5. Enfin, dans les circonstances de l'espèce, il n'y a pas lieu de faire droit aux conclusions présentées par M. A D E et Mme P C A sur le fondement des dispositions des articles L. 761-1 du code de justice administrative et 37 de la loi du 10 juillet 1991.
DÉCIDE :
Article 1er : Jusqu'à ce qu'il ait été statué sur la requête formée par le ministre de l'intérieur et des Outre-mer contre le jugement n° 2304464 du 23 février 2024 du tribunal administratif de Nantes, il sera sursis à l'exécution de ce jugement en tant qu'il concerne M. O A.

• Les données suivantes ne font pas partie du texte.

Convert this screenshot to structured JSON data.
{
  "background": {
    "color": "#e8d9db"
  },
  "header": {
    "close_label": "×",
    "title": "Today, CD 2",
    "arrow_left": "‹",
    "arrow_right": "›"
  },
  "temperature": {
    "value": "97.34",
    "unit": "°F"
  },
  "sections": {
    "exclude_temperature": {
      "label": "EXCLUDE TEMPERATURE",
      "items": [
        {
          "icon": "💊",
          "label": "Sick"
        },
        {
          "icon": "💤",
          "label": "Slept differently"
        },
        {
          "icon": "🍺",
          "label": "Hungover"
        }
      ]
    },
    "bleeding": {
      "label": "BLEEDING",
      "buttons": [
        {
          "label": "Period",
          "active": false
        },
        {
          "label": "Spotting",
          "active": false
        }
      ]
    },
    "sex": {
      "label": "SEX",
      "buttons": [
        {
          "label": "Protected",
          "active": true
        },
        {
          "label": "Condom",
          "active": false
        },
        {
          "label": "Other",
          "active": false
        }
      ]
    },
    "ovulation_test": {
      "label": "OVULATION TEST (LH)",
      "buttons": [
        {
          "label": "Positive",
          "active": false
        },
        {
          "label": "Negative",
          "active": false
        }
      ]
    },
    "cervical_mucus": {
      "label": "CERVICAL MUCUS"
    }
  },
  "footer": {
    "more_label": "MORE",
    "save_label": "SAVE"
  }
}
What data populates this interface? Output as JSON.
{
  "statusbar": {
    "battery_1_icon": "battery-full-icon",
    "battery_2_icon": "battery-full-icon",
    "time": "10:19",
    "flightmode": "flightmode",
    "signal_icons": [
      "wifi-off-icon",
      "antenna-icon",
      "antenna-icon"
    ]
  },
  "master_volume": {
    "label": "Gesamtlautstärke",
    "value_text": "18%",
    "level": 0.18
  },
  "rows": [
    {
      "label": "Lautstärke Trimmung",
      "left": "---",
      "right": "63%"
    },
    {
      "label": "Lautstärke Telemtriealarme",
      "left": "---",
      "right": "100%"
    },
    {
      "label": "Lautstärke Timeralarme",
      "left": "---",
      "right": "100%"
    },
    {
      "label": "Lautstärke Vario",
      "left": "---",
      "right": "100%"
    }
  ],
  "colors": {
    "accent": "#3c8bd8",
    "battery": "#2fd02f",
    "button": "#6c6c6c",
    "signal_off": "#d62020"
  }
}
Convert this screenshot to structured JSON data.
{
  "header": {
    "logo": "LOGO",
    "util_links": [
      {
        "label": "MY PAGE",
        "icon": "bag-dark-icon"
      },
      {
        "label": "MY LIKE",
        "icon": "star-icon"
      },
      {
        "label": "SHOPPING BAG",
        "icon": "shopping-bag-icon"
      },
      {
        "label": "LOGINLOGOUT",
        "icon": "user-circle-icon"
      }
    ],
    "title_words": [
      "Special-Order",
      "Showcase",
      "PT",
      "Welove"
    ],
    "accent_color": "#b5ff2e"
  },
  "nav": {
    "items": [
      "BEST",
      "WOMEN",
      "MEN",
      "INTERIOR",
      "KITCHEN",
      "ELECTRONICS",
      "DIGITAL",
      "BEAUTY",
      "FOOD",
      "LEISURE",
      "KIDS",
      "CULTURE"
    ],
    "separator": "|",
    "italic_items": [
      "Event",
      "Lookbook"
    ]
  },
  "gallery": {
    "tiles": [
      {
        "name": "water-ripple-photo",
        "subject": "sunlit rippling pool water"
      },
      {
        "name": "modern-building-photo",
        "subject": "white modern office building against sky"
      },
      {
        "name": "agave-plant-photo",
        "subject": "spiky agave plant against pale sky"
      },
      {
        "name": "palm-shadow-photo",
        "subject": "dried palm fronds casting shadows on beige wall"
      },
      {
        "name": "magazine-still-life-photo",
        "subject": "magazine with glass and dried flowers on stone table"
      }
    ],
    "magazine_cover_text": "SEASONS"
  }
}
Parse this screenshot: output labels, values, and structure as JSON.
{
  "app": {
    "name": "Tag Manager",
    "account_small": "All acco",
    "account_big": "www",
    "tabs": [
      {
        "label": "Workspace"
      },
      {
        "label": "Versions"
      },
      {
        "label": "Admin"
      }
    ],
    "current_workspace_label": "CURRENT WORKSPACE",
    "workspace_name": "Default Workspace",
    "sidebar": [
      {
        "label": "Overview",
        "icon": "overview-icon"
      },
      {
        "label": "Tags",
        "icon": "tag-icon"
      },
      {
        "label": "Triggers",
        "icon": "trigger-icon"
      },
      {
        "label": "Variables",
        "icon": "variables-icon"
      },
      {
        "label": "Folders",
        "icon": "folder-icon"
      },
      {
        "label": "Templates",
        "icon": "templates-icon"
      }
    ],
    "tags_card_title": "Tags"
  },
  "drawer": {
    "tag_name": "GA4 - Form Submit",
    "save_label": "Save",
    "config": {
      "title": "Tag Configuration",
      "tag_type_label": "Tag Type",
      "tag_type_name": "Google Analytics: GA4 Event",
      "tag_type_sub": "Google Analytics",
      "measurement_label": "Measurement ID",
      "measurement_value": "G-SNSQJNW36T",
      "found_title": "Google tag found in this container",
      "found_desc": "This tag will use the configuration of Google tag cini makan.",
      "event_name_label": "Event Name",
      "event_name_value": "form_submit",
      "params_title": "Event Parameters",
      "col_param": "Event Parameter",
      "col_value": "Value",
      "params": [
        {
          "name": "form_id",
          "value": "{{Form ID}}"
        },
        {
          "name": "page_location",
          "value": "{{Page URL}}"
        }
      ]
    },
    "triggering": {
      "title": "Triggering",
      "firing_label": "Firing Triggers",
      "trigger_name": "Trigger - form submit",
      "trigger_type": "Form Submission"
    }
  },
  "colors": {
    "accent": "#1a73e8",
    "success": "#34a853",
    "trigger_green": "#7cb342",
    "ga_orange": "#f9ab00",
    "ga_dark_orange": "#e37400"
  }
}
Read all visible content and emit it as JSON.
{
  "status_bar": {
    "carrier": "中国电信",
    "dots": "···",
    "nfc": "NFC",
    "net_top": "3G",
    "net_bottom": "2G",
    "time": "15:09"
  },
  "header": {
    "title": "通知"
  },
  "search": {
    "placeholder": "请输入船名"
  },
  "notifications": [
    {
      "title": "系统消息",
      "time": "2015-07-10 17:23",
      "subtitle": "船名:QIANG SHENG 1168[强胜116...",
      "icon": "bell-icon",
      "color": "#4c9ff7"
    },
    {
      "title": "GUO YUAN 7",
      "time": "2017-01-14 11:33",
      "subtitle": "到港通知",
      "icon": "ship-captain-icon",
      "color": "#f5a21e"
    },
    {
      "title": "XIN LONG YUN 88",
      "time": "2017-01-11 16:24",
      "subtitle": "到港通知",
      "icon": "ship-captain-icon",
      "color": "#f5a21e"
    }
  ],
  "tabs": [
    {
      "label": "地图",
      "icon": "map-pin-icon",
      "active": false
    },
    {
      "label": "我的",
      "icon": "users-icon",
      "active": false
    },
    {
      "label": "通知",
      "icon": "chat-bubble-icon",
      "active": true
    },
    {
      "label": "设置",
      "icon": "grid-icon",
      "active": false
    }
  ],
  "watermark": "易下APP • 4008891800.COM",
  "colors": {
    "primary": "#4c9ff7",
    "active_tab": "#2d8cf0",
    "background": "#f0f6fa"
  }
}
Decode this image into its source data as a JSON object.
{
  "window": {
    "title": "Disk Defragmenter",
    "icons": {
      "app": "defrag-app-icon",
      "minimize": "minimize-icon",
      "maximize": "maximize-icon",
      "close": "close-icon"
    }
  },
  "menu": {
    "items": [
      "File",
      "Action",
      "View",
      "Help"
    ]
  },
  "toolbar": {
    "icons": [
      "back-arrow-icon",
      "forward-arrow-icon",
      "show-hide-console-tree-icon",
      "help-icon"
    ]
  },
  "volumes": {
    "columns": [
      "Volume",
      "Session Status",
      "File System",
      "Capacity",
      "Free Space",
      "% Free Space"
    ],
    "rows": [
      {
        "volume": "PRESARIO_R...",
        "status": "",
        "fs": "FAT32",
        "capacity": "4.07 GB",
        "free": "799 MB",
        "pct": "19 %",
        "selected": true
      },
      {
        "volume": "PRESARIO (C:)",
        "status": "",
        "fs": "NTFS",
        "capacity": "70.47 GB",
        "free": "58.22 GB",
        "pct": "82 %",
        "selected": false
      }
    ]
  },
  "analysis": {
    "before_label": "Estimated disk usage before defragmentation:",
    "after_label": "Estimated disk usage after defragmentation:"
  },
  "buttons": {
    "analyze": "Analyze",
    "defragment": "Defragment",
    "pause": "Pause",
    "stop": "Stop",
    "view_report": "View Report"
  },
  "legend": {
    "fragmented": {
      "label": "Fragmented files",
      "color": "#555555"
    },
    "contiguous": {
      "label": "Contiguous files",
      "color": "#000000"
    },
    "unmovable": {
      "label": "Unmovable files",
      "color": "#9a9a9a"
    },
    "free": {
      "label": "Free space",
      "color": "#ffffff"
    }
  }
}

Article 2 : Le surplus des conclusions de la requête du ministre de l'intérieur et des Outre-mer est rejeté.
Article 3 : Les conclusions présentées par M. A D E et Mme P C A au titre des articles L. 761-1 du code de justice administrative et 37 de la loi du 10 juillet 1991 sont rejetées.
Article 4 : Le présent arrêt sera notifié au ministre de l'intérieur et des outre-mer, à M. A D E, Mme P C A, Mme I A D, M. O A et à Me Lellouey.
Rendu public par mise à disposition au greffe le 23 mai 2024.
Le président-rapporteur
S. DEGOMMIERLe greffier
C. GOY La République mande et ordonne au ministre de l'intérieur et des outre-mer en ce qui le concerne, et à tous commissaires de justice à ce requis en ce qui concerne les voies de droit commun contre les parties privées, de pourvoir à l'exécution de la présente décision.